To reduce the cost of provisioning a second data center, you might prefer to deploy a smaller SKU and fewer nodes in your secondary region. When an outage occurs, turnkey vertical and horizontal scaling makes scaling up easier in Azure Managed Instance for Apache Cassandra. While your applications fail over to your secondary region, you can manually scale out and scale up the nodes in your secondary data center. Your secondary data center acts as a lower cost warm standby. Taking this approach needs to be balanced against the time required to restore your system to full capacity if an outage occurs. It's important to test and practice what happens when a region is lost.
Note
Scaling up nodes is much faster than scaling out. Keep this fact in mind when you consider the balance between vertical and horizontal scale, and the number of nodes to deploy in your cluster.
Backup schedules
Backups are automatic in Azure Managed Instance for Apache Cassandra. You can pick your own schedule for the daily backups. We recommend choosing times with less load. Though backups are configured to only consume idle CPU, they can in some circumstances trigger compactions in Cassandra, which can lead to an increase in CPU usage. Compactions can happen anytime with Cassandra. They depend on workload and chosen compaction strategy.
Important
The intent of backups is purely to mitigate accidental data loss or data corruption. We do not recommend backups as a disaster recovery strategy.

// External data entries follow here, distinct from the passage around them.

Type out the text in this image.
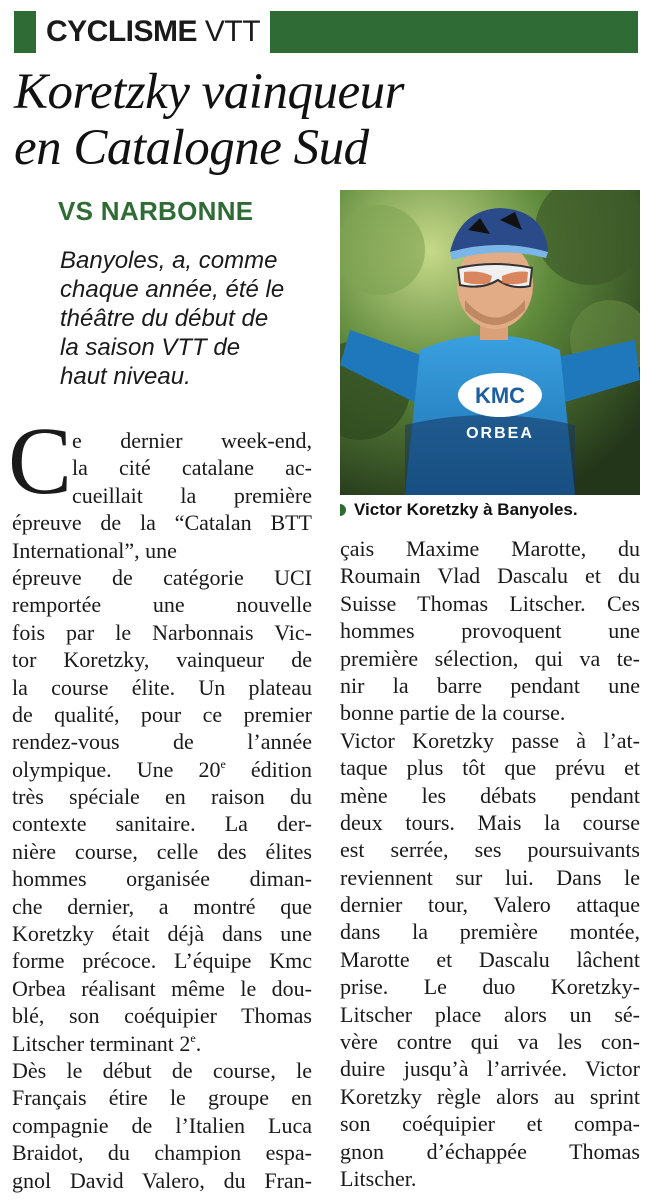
CYCLISME VTT
Koretzky vainqueur
en Catalogne Sud
VS NARBONNE
Banyoles, a, comme
chaque année, été le
théâtre du début de
la saison VTT de
haut niveau.
KMC
ORBEA
Victor Koretzky à Banyoles.
C e dernier week-end,
la cité catalane ac-
cueillait la première
épreuve de la “Catalan BTT
International”, une
épreuve de catégorie UCI
remportée une nouvelle
fois par le Narbonnais Vic-
tor Koretzky, vainqueur de
la course élite. Un plateau
de qualité, pour ce premier
rendez-vous de l’année
olympique. Une 20e édition
très spéciale en raison du
contexte sanitaire. La der-
nière course, celle des élites
hommes organisée diman-
che dernier, a montré que
Koretzky était déjà dans une
forme précoce. L’équipe Kmc
Orbea réalisant même le dou-
blé, son coéquipier Thomas
Litscher terminant 2e.
Dès le début de course, le
Français étire le groupe en
compagnie de l’Italien Luca
Braidot, du champion espa-
gnol David Valero, du Fran-
çais Maxime Marotte, du
Roumain Vlad Dascalu et du
Suisse Thomas Litscher. Ces
hommes provoquent une
première sélection, qui va te-
nir la barre pendant une
bonne partie de la course.
Victor Koretzky passe à l’at-
taque plus tôt que prévu et
mène les débats pendant
deux tours. Mais la course
est serrée, ses poursuivants
reviennent sur lui. Dans le
dernier tour, Valero attaque
dans la première montée,
Marotte et Dascalu lâchent
prise. Le duo Koretzky-
Litscher place alors un sé-
vère contre qui va les con-
duire jusqu’à l’arrivée. Victor
Koretzky règle alors au sprint
son coéquipier et compa-
gnon d’échappée Thomas
Litscher.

Backups aren't geo-redundant. Even if they were, it can take a long time to recover a database from backups. Therefore, we strongly recommend multiple region deployments, coupled with enabling availability zones where possible, to mitigate against disaster scenarios, and to be able to recover effectively from them. This approach is particularly important in the rare scenarios where the failed region can't be recovered. Without multi-region replication, all data might be lost.